Brothers’ love takes center stage

“Kin” has a few moments of brilliance, but as with all science-fiction movies of late, it runs out of steam somewhere along the way.

There is something very positive about the writing and direction of the twin brother duo Josh and Jonathan Baker. Neither has done a stand-alone feature. With “Kin,” they have crafted an intriguing tale of two brothers who are coming to terms with each other amidst a backdrop that knows no time or place.

Jack Reynor, left, and Myles Truitt portray distraught brothers in “Kin”.

Jack Reynor, left, and Myles Truitt portray distraught brothers in “Kin”.

For the sake of comparison, the easiest movie I can reference is Walter Hill’s little seen “Streets of Fire” (1984). It was a period in film history when there were few references to pop-culture and a time when taxis existed but cellphones did not.

In “Kin,” Dennis Quaid is solid as Hal, the caring father of sons Jimmy (Jack Reynor) and Eli Sobinski (newcomer Myles Truitt).  Jimmy is an ex-con trying to get back on the straight and narrow.  Eli is a 14-year-old kid who finds a giant alien ray gun while looking for metal scraps to sell.

Leading the way as the antagonist is James Franco who plays a drug dealer named Taylor Balik.  I only mention this because Franco has played this kind of character before; namely the Sylvester Stallone-scripted “Homefront” (2013) with friend and colleague Jason Statham.  Eli receives a lecture from his father, Hal, about taking other people’s property.  In fact, the metal scraps came out of somebody else’s pocketbook.

Zoë Kravitz, who appeared in one of the best movies of the decade so far, “Mad Max: Fury Road” (2015), portrays Milly, a mistreated exotic dancer.  She strikes up a friendship with Jimmy and Eli who might be some of her last customers.

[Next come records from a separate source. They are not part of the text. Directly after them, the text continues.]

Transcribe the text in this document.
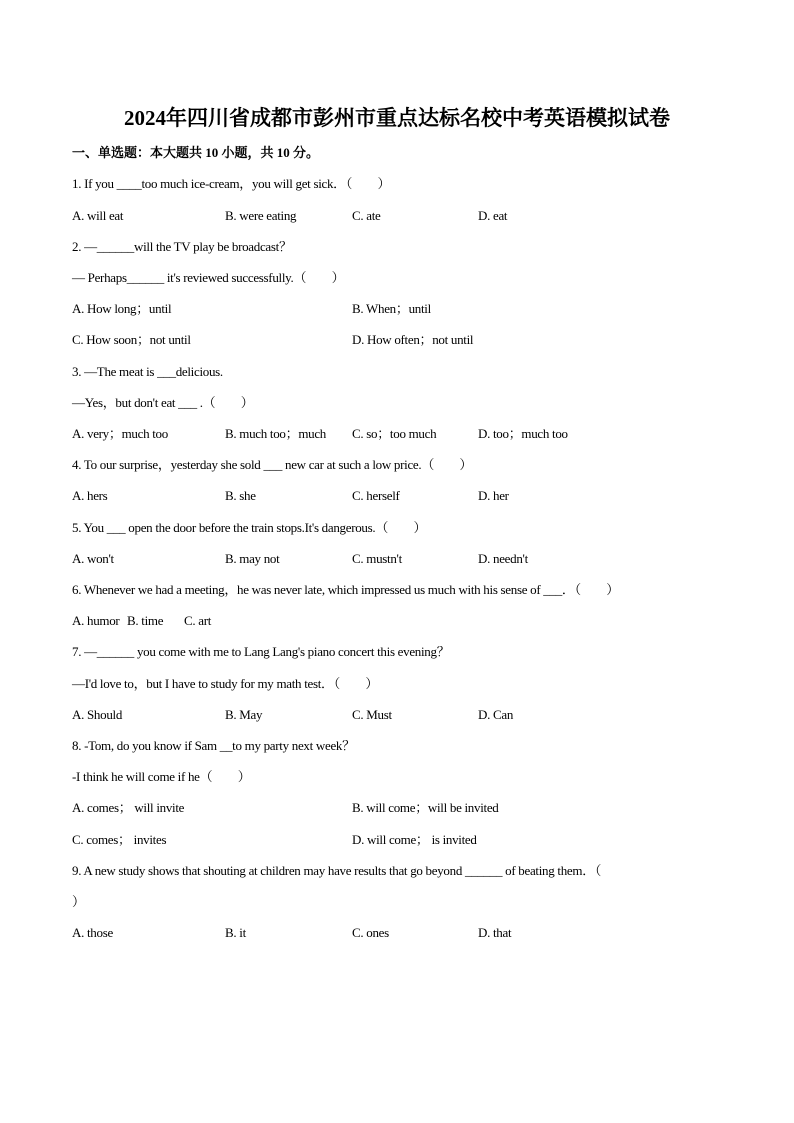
2024年四川省成都市彭州市重点达标名校中考英语模拟试卷
一、单选题：本大题共 10 小题，共 10 分。
1. If you ____too much ice-cream，you will get sick．（　　）
A. will eat	B. were eating	C. ate	D. eat
2. —______will the TV play be broadcast？
— Perhaps______ it's reviewed successfully.（　　）
A. How long；until	B. When；until
C. How soon；not until	D. How often；not until
3. —The meat is ___delicious.
—Yes，but don't eat ___ .（　　）
A. very；much too	B. much too；much C. so；too much	D. too；much too
4. To our surprise，yesterday she sold ___ new car at such a low price.（　　）
A. hers	B. she	C. herself	D. her
5. You ___ open the door before the train stops.It's dangerous.（　　）
A. won't	B. may not	C. mustn't	D. needn't
6. Whenever we had a meeting，he was never late, which impressed us much with his sense of ___．（　　）
A. humor B. time C. art
7. —______ you come with me to Lang Lang's piano concert this evening？
—I'd love to，but I have to study for my math test．（　　）
A. Should	B. May	C. Must	D. Can
8. -Tom, do you know if Sam __to my party next week？
-I think he will come if he（　　）
A. comes； will invite	B. will come；will be invited
C. comes； invites	D. will come； is invited
9. A new study shows that shouting at children may have results that go beyond ______ of beating them．（
）
A. those	B. it	C. ones	D. that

Reynor has been around for years, with appearances in “Transformers:  The Age of Extinction,” “Free Fire,” 2015’s “Macbeth” and one of the most underrated movies from the past couple of years, “Sing Street” (2016).

Although “Kin” is not necessarily a great movie, it made me want to see more. Along with directors Brad Bird, Christopher Nolan and even Guillermo Del Toro, I’ll be intrigued to see what the Baker brothers tackle next.